LIQING LIN

01_the_machine_learning_landscape

1. How would you define Machine Learning?

Ans: Machine Learning is about building systems that can learn from data. Learning means getting better at some task, given some performance measure.

2. Can you name four types of problems where it shines?

Ans: Machine Learning is great for complex problems for which we have no algorithmic solution(the best Machine Learning techniques can find a solution), to replace long lists of hand-tuned rules(one machine learning algorithm can often simplify code and perform better), to build systems that adapt to fluctuating environments(a Machine learning system can adapt to new data), and finally to help humans learn(e.g., data mining; geting insights about complex problems and large amounts of data).

3. What is a labeled training set?

Ans: A labeled training set is a training set that contains the desired solution(called label) for each instance.

4. what are the two most common supervised tasks?

ans: The two most common supervised tasks are regression(this task is to predict a target numeric value, given a set of features) and classification.

Note that some regression algorithm can be used for classification as well, and vice versa. For example, Logistic Regression is commonly used for classification, as it can output a value that corresponds to the probability of belonging to a given class.

5. Can you name four common unsupervised tasks?(the training data is unlabeled)

Ans: Common unsupervised tasks include clustering, (run a clustering algorithm to try to detect groups of similar visitors.)

{k-Means, Hierarchical Cluster Analysis, Expectation Maximization)

visulization,(Visualization algorithms are also good examples of unsupervised learning algorithms: you feed them a lot of complex and unlabeled data, and they output a 2D or 3D representation of your data that can easily be plotted . These algorithms try to preserve as much structure as they can (e.g., trying to keep separate clusters in the input space from overlapping in the visualization), so you can understand how the
data is organized and perhaps identify unsuspected patterns.)

{Principal Component Analysis, Kernel PCA, Locally-Linear Embedding, t-distributed Stochastic Neighbor Embedding}

dimensionality reduction, (merge several correlated features into one. It will run much faster, the data will take up less disk and memory space, and even in some cases it may also perform better.)

and association rule learning.(the goal is to dig into large amounts of data and discover interesting relations between attributes)

{Apriori, Eclat}

6. What type of Machine Learning algorithm would you use to allow a robot to walk in various unknown terrains(地形)?

Ans: Reinforcement Learning is likely to perform best if we want a robot to learn to walk in various unknown terrains since this is typically the type of problem as a supervised or semisupervised learning problem, but it would be less natural.(Reinforcement Learning system called an agent in the context, can observe the environment, select and perform actions, and get rewards in return or penalities in the form of negative rewards. It must then learn by itself what is the best strategy, called a policy to get the most reward over time. A policy defines what action the agent should choose when it is in given situation)

7. What type of algorithm would you use to segment your customers into multiple groups?
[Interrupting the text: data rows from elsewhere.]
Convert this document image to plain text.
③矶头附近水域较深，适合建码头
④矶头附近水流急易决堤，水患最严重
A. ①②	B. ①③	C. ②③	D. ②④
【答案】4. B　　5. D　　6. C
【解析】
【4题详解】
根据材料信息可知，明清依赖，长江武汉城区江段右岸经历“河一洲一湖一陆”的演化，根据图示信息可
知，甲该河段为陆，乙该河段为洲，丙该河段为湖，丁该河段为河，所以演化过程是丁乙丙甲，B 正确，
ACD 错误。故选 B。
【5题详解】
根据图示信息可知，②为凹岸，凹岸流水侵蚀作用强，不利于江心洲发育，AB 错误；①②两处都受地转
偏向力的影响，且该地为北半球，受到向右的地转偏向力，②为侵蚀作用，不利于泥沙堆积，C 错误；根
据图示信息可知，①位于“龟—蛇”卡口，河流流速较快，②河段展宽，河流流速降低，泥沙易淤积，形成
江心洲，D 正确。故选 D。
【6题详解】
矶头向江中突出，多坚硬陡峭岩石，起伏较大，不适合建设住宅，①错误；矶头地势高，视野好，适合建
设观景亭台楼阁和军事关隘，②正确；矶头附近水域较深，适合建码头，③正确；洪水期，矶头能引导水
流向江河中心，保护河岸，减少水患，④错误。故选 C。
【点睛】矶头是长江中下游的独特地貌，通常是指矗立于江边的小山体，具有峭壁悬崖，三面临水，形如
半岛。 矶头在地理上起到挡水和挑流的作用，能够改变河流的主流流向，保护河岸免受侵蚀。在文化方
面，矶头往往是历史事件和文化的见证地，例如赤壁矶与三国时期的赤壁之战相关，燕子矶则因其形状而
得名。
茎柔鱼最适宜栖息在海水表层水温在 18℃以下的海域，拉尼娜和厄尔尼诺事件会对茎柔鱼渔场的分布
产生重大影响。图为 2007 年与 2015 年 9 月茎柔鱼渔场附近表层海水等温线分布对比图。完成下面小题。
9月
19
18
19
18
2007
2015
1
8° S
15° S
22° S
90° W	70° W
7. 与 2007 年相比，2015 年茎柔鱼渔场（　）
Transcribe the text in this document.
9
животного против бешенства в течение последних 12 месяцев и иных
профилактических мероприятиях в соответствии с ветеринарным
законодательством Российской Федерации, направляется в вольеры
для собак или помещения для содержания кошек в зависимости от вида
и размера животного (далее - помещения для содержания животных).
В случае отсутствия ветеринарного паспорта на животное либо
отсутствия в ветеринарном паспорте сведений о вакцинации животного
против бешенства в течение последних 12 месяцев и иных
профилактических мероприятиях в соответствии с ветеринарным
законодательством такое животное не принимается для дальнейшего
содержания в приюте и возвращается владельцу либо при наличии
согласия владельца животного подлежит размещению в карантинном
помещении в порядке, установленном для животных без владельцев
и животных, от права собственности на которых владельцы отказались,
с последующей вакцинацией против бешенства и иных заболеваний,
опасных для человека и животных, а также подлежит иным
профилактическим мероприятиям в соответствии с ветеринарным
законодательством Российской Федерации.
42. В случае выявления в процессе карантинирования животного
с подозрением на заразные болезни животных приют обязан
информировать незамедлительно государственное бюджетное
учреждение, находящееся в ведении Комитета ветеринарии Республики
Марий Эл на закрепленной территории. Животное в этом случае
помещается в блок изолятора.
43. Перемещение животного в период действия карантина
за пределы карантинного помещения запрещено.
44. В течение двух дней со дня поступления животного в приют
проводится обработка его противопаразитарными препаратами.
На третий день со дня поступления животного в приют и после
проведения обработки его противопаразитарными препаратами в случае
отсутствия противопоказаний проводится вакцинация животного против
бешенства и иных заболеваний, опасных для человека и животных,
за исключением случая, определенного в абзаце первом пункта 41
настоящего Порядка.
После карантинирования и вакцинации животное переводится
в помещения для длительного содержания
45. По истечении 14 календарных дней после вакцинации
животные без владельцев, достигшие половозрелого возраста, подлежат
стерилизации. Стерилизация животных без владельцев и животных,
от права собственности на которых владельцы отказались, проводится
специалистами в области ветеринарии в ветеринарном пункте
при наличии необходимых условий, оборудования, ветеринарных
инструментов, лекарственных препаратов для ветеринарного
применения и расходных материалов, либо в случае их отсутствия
Ans: If you don't know how to define the groups, then you can use a clustering algorithm (unsupervised learning) to segment your customers into clusters of similar customers. However , if you know what groups you would like to have, then you can feed many examples of each group to a classification algorithm(supervised learning), and it will classify all your customers into these groups.

8. Would you frame the problem of spam detection as a supervised learning problem or an unsupervised learning problem?
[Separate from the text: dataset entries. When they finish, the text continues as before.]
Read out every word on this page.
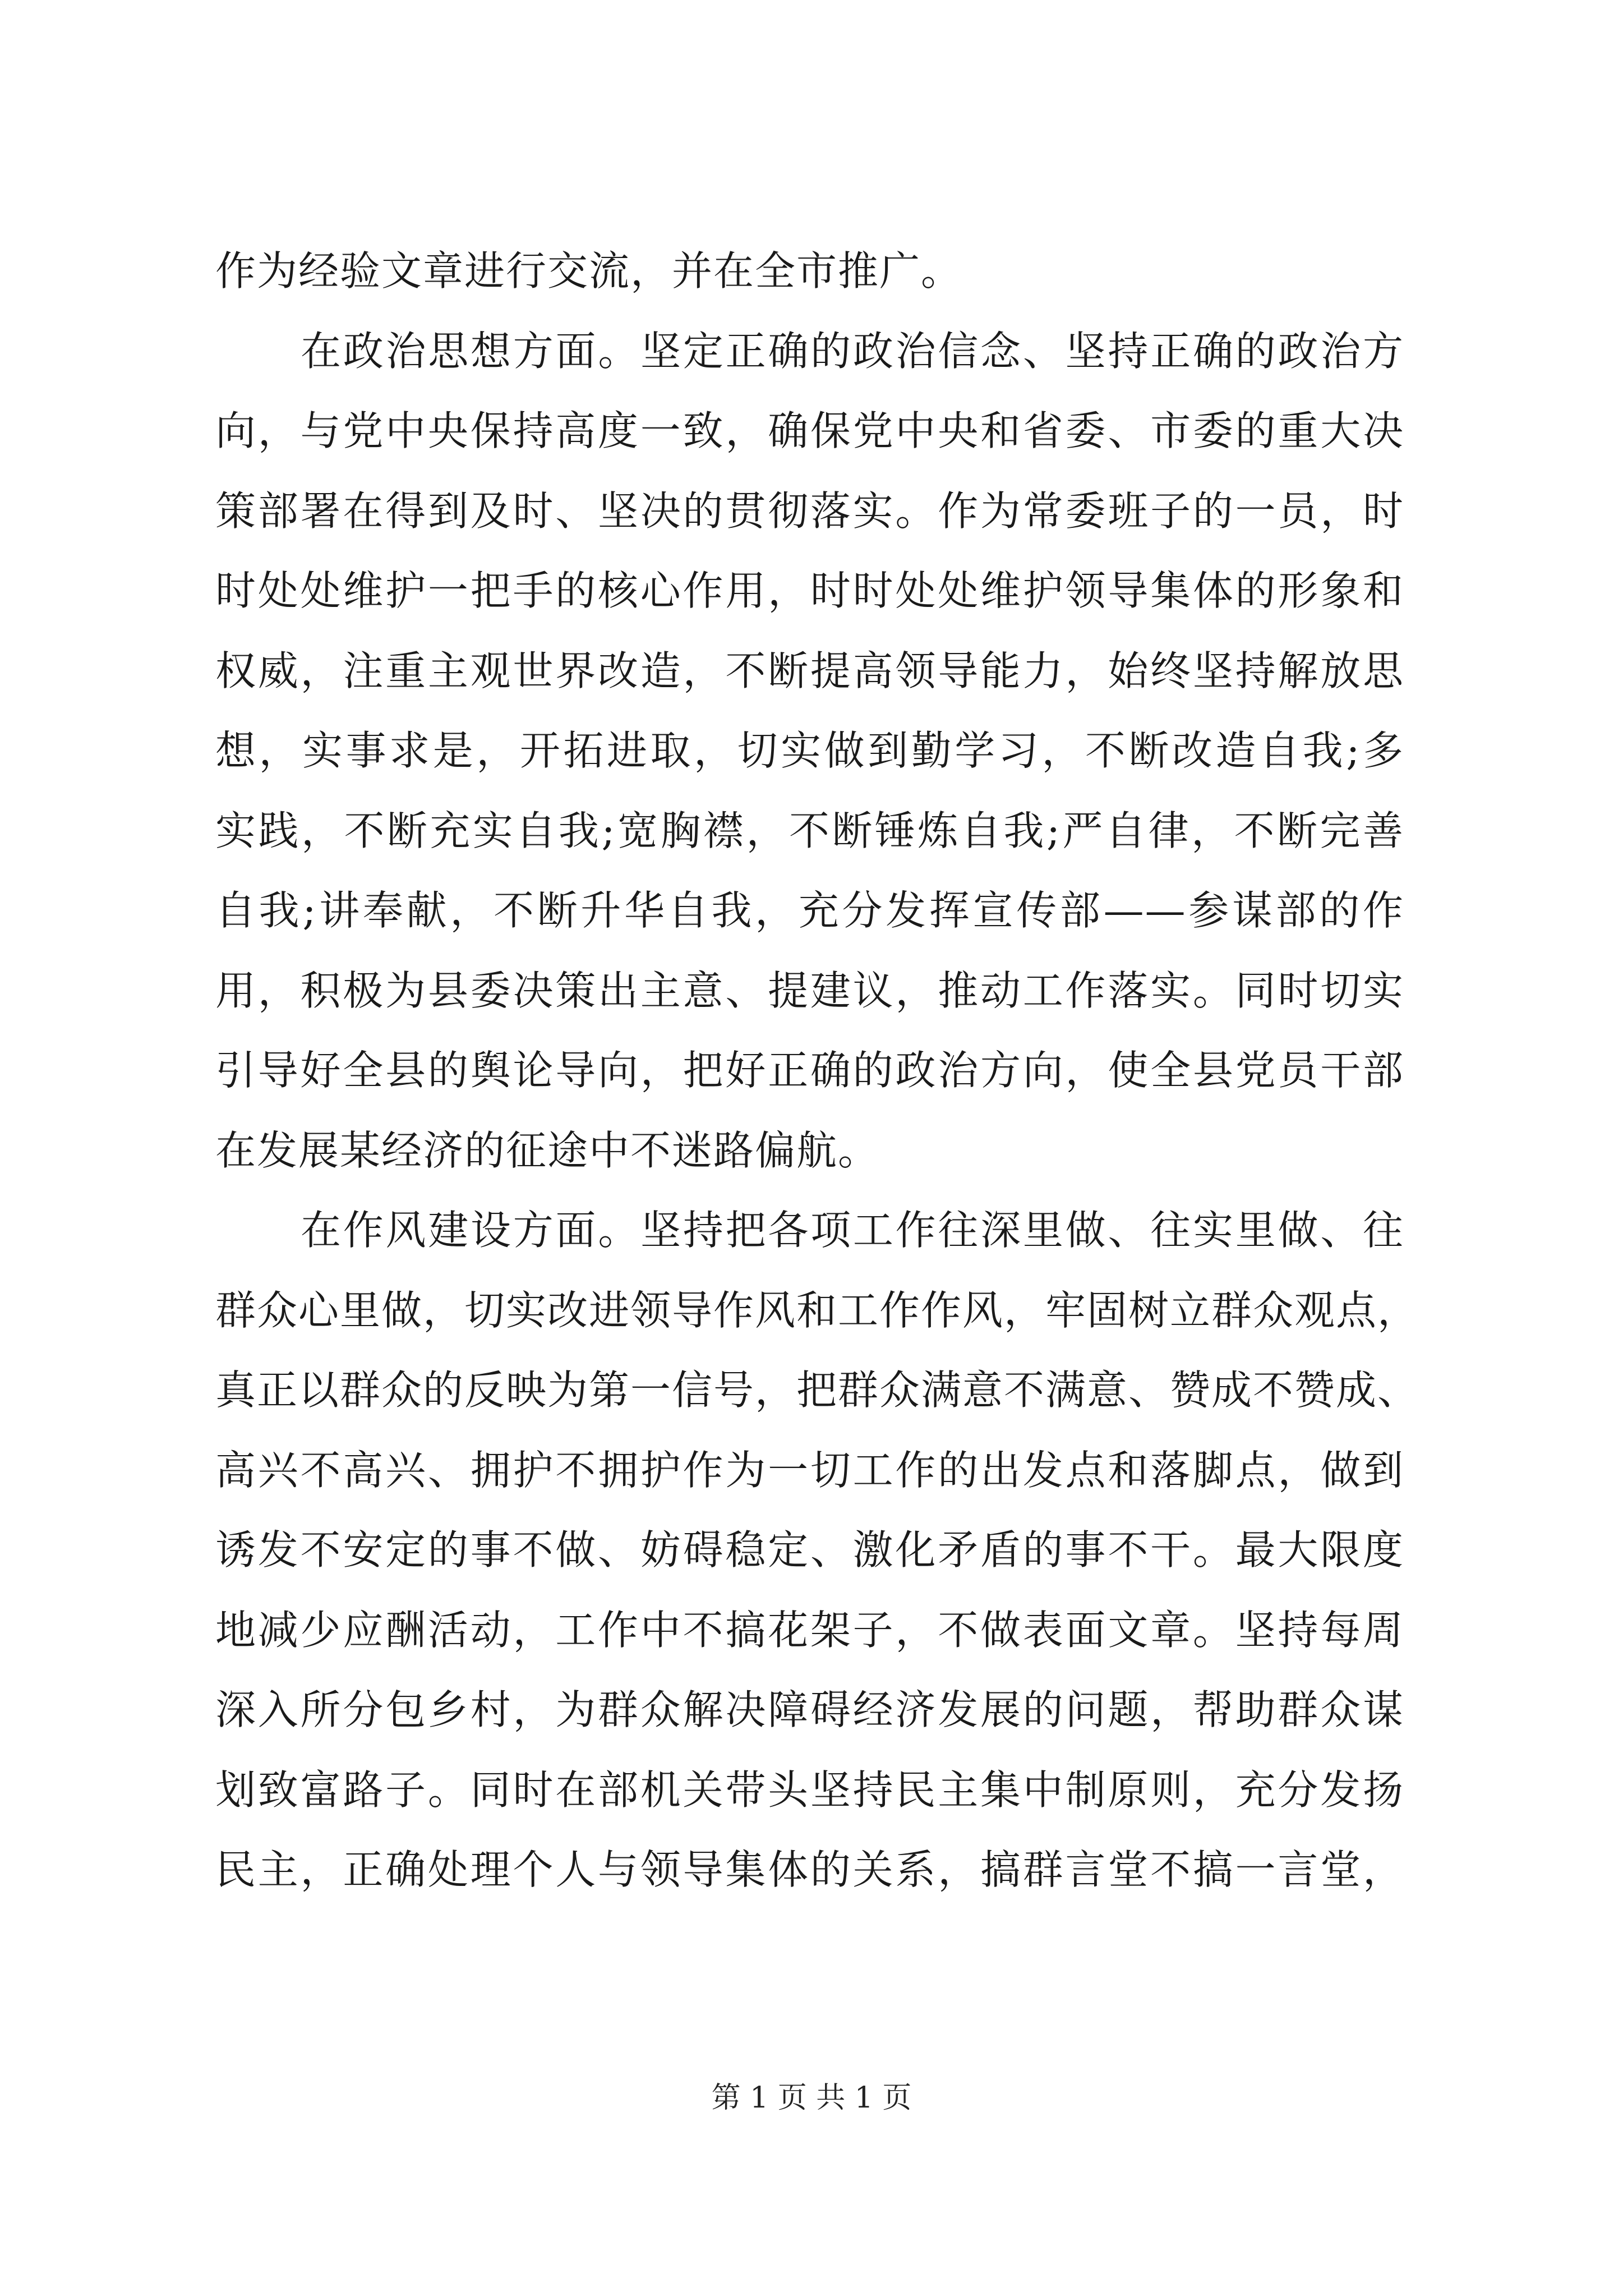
作为经验文章进行交流，并在全市推广。
在政治思想方面。坚定正确的政治信念、坚持正确的政治方
向，与党中央保持高度一致，确保党中央和省委、市委的重大决
策部署在得到及时、坚决的贯彻落实。作为常委班子的一员，时
时处处维护一把手的核心作用，时时处处维护领导集体的形象和
权威，注重主观世界改造，不断提高领导能力，始终坚持解放思
想，实事求是，开拓进取，切实做到勤学习，不断改造自我;多
实践，不断充实自我;宽胸襟，不断锤炼自我;严自律，不断完善
自我;讲奉献，不断升华自我，充分发挥宣传部——参谋部的作
用，积极为县委决策出主意、提建议，推动工作落实。同时切实
引导好全县的舆论导向，把好正确的政治方向，使全县党员干部
在发展某经济的征途中不迷路偏航。
在作风建设方面。坚持把各项工作往深里做、往实里做、往
群众心里做，切实改进领导作风和工作作风，牢固树立群众观点，
真正以群众的反映为第一信号，把群众满意不满意、赞成不赞成、
高兴不高兴、拥护不拥护作为一切工作的出发点和落脚点，做到
诱发不安定的事不做、妨碍稳定、激化矛盾的事不干。最大限度
地减少应酬活动，工作中不搞花架子，不做表面文章。坚持每周
深入所分包乡村，为群众解决障碍经济发展的问题，帮助群众谋
划致富路子。同时在部机关带头坚持民主集中制原则，充分发扬
民主，正确处理个人与领导集体的关系，搞群言堂不搞一言堂，
第 1 页 共 1 页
Ans: Spam detection is a typical supervised learning problem: the alorithm is fed many emails among with their label(spam or not spam).

9. What is an online learning system?

Ans: An online learning system can learn incrementally, as opposed to a batch learning system. This makes it capable of adapting rapidly to both changing data and automous systems, and of training on very large quantities of data.

10. What is out-of-core learning?

Ans: Out-of-core algorithm can handle vast quantities of data that cannot fit in a computer's main memory. An out-of-core learning algorithm chops the data into mini-batches and use online learning techniques to learn from these mini-batches.

11. What type of learning algorithm relies on a similarity measure to make predictions?

Ans: An instance-based learning system learns the training data by heart; then, when given a new instance, it uses a similarity measure to find the most similar learned instances and uses them to make predictions.

for example: A (very basic) similarity measure between two emails could be to count
the number of words they have in common. The system would flag an email as spam if it has many words
in common with a known spam email.

12. What is the difference between a model parameter and a learning algorithm’s
hyperparameter?

Ans: A model has one or more model parameters that determine what it will predict given a new instance(e.g.,
the slope of a linear model). A learning algorithm tries to find optimal values for these parameters such that the model generalizes well to new instances. A hyperparameter is a parameter of the learning algorithm itself, not of the model(e.g., the amount of regularization to apply during learning can be controlled by a hyperparameter.). it must be set prior to training and remains constant during training.

Constraining a model to make it simpler and reduce the risk of overfitting is called regularization.

13. What do model-based learning algorithms search for? What is the most common
strategy they use to succeed? How do they make predictions?

Ans: Model-based learning algorithms search for an optimal value for the model parameters such that
the model will generalize well to new instances. We usually train such systems by minimizing a cost function
that measures how bad the system is at making predictions on the training data, plus a penalty for model
complexity if the model is regularized. To make predictions, we feed the new instance's into the model's prediction function, using the parameter values found by the learning algorithm.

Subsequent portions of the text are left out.